(Reuters) - France’s teenage sensation Kylian Mbappe joined Paris St Germain from AS Monaco and England’s Alex Oxlade-Chamberlain spurned Chelsea’s overtures to sign for Liverpool from Arsenal in two of the most eye-catching deals on transfer deadline day.
Mbappe, 18, signed on loan from Monaco with PSG having an option to buy the striker at the end of the season in a deal European media said could reach 180 million euros (165.76 million pounds)and make him the world’s second most expensive signing.
PSG already own the player with the world’s highest price tag after signing Brazil forward Neymar from Barcelona for 222 million euros earlier this month.
Earlier on Thursday, Oxlade-Chamberlain moved to Liverpool in a deal local media reported was worth 40 million pounds ($51.71 million), while the club allowed young Belgium striker Divock Origi to join VfL Wolfsburg on a season-long loan.
Last season’s Premier League runners-up Tottenham Hotspur managed to replace England right-back Kyle Walker, who joined Manchester City last month, by completing the signing of Ivorian Serge Aurier from PSG for a reported 25 million euros.

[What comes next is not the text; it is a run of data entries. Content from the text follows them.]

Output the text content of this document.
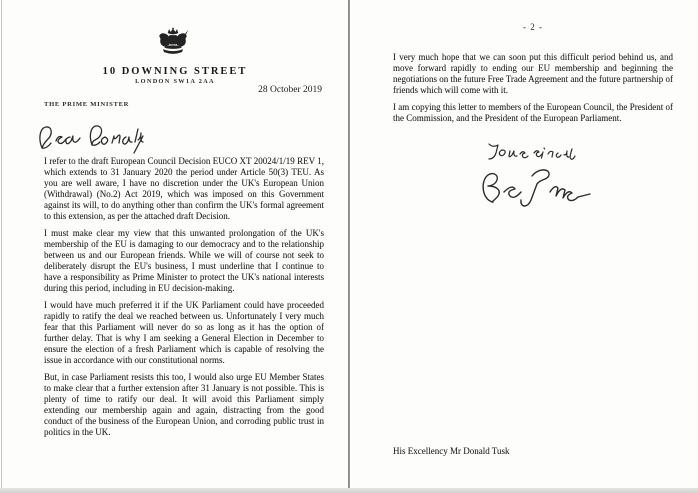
10 DOWNING STREET
LONDON SW1A 2AA
28 October 2019
THE PRIME MINISTER

I refer to the draft European Council Decision EUCO XT 20024/1/19 REV 1, which extends to 31 January 2020 the period under Article 50(3) TEU. As you are well aware, I have no discretion under the UK's European Union (Withdrawal) (No.2) Act 2019, which was imposed on this Government against its will, to do anything other than confirm the UK's formal agreement to this extension, as per the attached draft Decision.

I must make clear my view that this unwanted prolongation of the UK's membership of the EU is damaging to our democracy and to the relationship between us and our European friends. While we will of course not seek to deliberately disrupt the EU's business, I must underline that I continue to have a responsibility as Prime Minister to protect the UK's national interests during this period, including in EU decision-making.

I would have much preferred it if the UK Parliament could have proceeded rapidly to ratify the deal we reached between us. Unfortunately I very much fear that this Parliament will never do so as long as it has the option of further delay. That is why I am seeking a General Election in December to ensure the election of a fresh Parliament which is capable of resolving the issue in accordance with our constitutional norms.

But, in case Parliament resists this too, I would also urge EU Member States to make clear that a further extension after 31 January is not possible. This is plenty of time to ratify our deal. It will avoid this Parliament simply extending our membership again and again, distracting from the good conduct of the business of the European Union, and corroding public trust in politics in the UK.

- 2 -

I very much hope that we can soon put this difficult period behind us, and move forward rapidly to ending our EU membership and beginning the negotiations on the future Free Trade Agreement and the future partnership of friends which will come with it.

I am copying this letter to members of the European Council, the President of the Commission, and the President of the European Parliament.

His Excellency Mr Donald Tusk
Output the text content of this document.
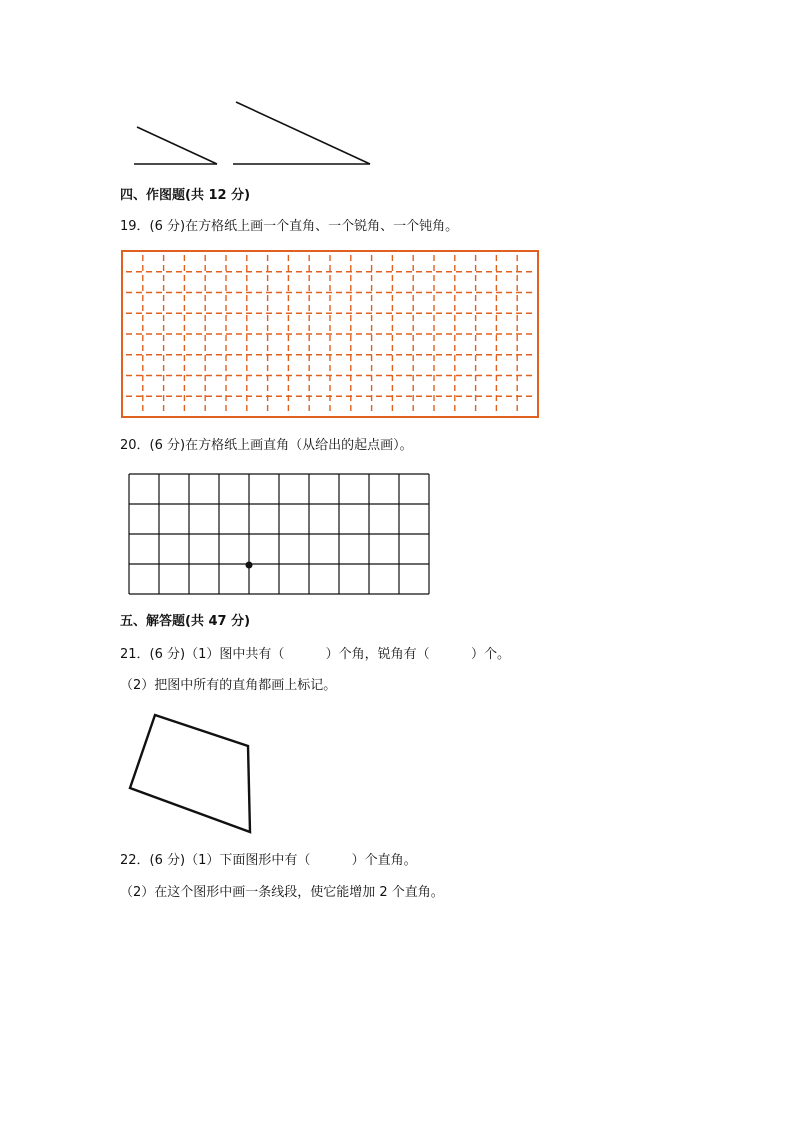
四、作图题(共 12 分)
19．(6 分)在方格纸上画一个直角、一个锐角、一个钝角。
20．(6 分)在方格纸上画直角（从给出的起点画）。
五、解答题(共 47 分)
21．(6 分)（1）图中共有（          ）个角，锐角有（          ）个。
（2）把图中所有的直角都画上标记。
22．(6 分)（1）下面图形中有（          ）个直角。
（2）在这个图形中画一条线段，使它能增加 2 个直角。
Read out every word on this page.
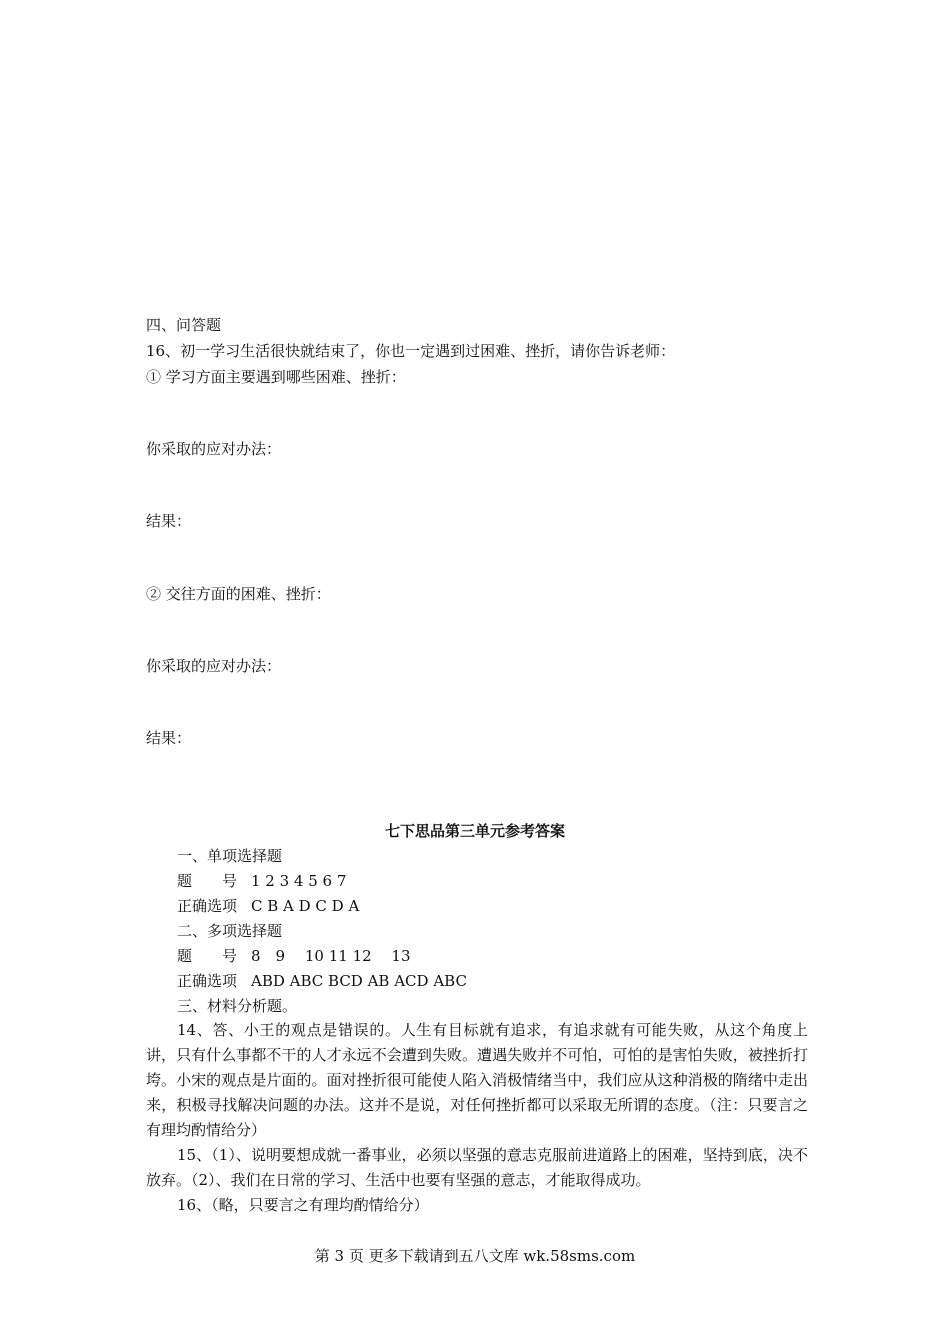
四、问答题
16、初一学习生活很快就结束了，你也一定遇到过困难、挫折，请你告诉老师：
① 学习方面主要遇到哪些困难、挫折：
你采取的应对办法：
结果：
② 交往方面的困难、挫折：
你采取的应对办法：
结果：
七下思品第三单元参考答案
一、单项选择题
题　　号 1 2 3 4 5 6 7
正确选项 C B A D C D A
二、多项选择题
题　　号 8　9　 10 11 12　 13
正确选项 ABD ABC BCD AB ACD ABC
三、材料分析题。
14、答、小王的观点是错误的。人生有目标就有追求，有追求就有可能失败，从这个角度上讲，只有什么事都不干的人才永远不会遭到失败。遭遇失败并不可怕，可怕的是害怕失败，被挫折打垮。小宋的观点是片面的。面对挫折很可能使人陷入消极情绪当中，我们应从这种消极的隋绪中走出来，积极寻找解决问题的办法。这并不是说，对任何挫折都可以采取无所谓的态度。（注：只要言之有理均酌情给分）
15、（1）、说明要想成就一番事业，必须以坚强的意志克服前进道路上的困难，坚持到底，决不放弃。（2）、我们在日常的学习、生活中也要有坚强的意志，才能取得成功。
16、（略，只要言之有理均酌情给分）
第 3 页 更多下载请到五八文库 wk.58sms.com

Swansea City pulled off an audacious loan deal for Bayern Munich’s Renato Sanches, with manager Paul Clement’s close ties with Bayern - where he served as assistant to manager Carlo Ancelotti - helping tip the scales in the Welsh club’s favour.
Former Benfica player Sanches was part of Portugal’s triumphant Euro 2016 squad and was named as player of the tournament after a series of dazzling displays.
He was wanted by a host of clubs despite his indifferent form at Bayern and his arrival is a huge boost to a Swansea side who lost their most prized asset Gylfi Sigurdsson to Everton earlier in August.
With the clock ticking towards the close of the transfer window at 2200 GMT, local media said Crystal Palace were trying to bring in Liverpool centre back Mamadou Sakho, who played for the club on loan last term, with Chelsea in talks with Leicester City in a bid to sign midfielder Danny Drinkwater.